A primeira é, evidentemente, o facto de um dos grupos mais incompreensivelmente ignorados do pós-punk britânico se reapresentar em tão excelente forma. Eles (Bid, Lester Square – na realidade, Thomas W.B. Hardy, professor de artes e primeiro vereador dos Verdes por St. Albans, em Londres – e Andy Warren, o núcleo histórico dos Monochrome Set) que são regularmente referidos como fonte de inspiração dos Smiths, R.E.M., Orange Juice ou Divine Comedy, e fabricantes de requintadíssimas jóias pop como Strange Boutique, Love Zombies (1980) ou Eligible Bachelors (1982), não ultrapassaram nunca o estatuto de micro-culto: até 1995, mais ou menos obscuramente, publicaram, entre hiatos, sete álbuns contendo pérolas avulsas e, nessa altura, puseram um ponto final na trajectória, com Bid a reinventar-se via-Scarlet’s Well. A outra boa notícia é um tanto paradoxal: qual Oliver Sacks, através do acidente neurológico, Bid compreendeu a natureza do seu processo criativo.

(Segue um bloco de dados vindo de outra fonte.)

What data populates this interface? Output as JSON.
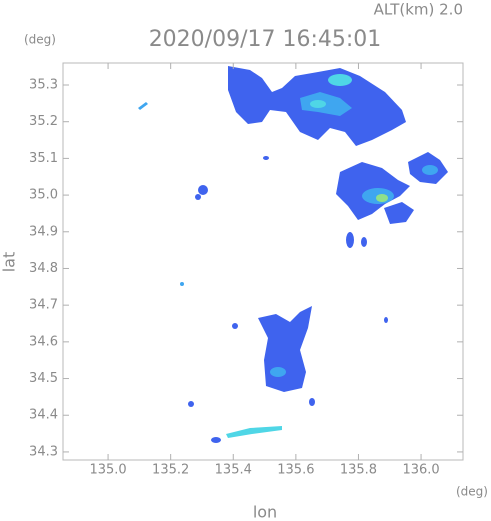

Tendo ficado com uma ligeira perturbação no centro da linguagem, acontece-lhe perder, momentaneamente, a capacidade de nomear objectos: “Mas, se pegar na guitarra e na caneta, as canções escrevem-se sozinhas, sem interferência consciente minha. É como num conto de fantasmas de Guy de Maupassant, ser possuído por uma entidade que acede ao meu arquivo de palavras”. A entidade é uma boa entidade, as canções são excelentes e – tal como vemos na imagem da capa (assinada por Lester Square) –, em Platinum Coils, da cabeça do involuntário autor, explodem, em jacto surreal, as imagens e personagens do seu período de internamento, do "Mein Kapitan" (“Won’t somebody read him The Critique Of Pure Reason, won’t somebody feed him peaches out of season, and if he pits them, then reclines, and assigns silly rhymes to his thought crimes”) ao "Alberto" (“With his mental pencil moustache, in a minute he’ll be here, smoking with curses, pinching the nurses’ bottoms”), em banho de ouro de pop/vaudeville só disponível nas mais requintadas ourivesarias.

2 comments:

ORELHA EXTRA said...

Outros injustamente ignorados e dos quais tarda a surgir compilação que talvez os pudesse colocar no merecido lugar de uma das melhores bandas dessa década agora tão em moda, passados 30 anos, são estes: http://www.youtube.com/watch?v=VX-PCmjroY0



João Lisboa said...

Sim, sim: http://lishbuna.blogspot.pt/search/label/The%20Comsat%20Angels

(já houve uns Tubos que desapareceram...)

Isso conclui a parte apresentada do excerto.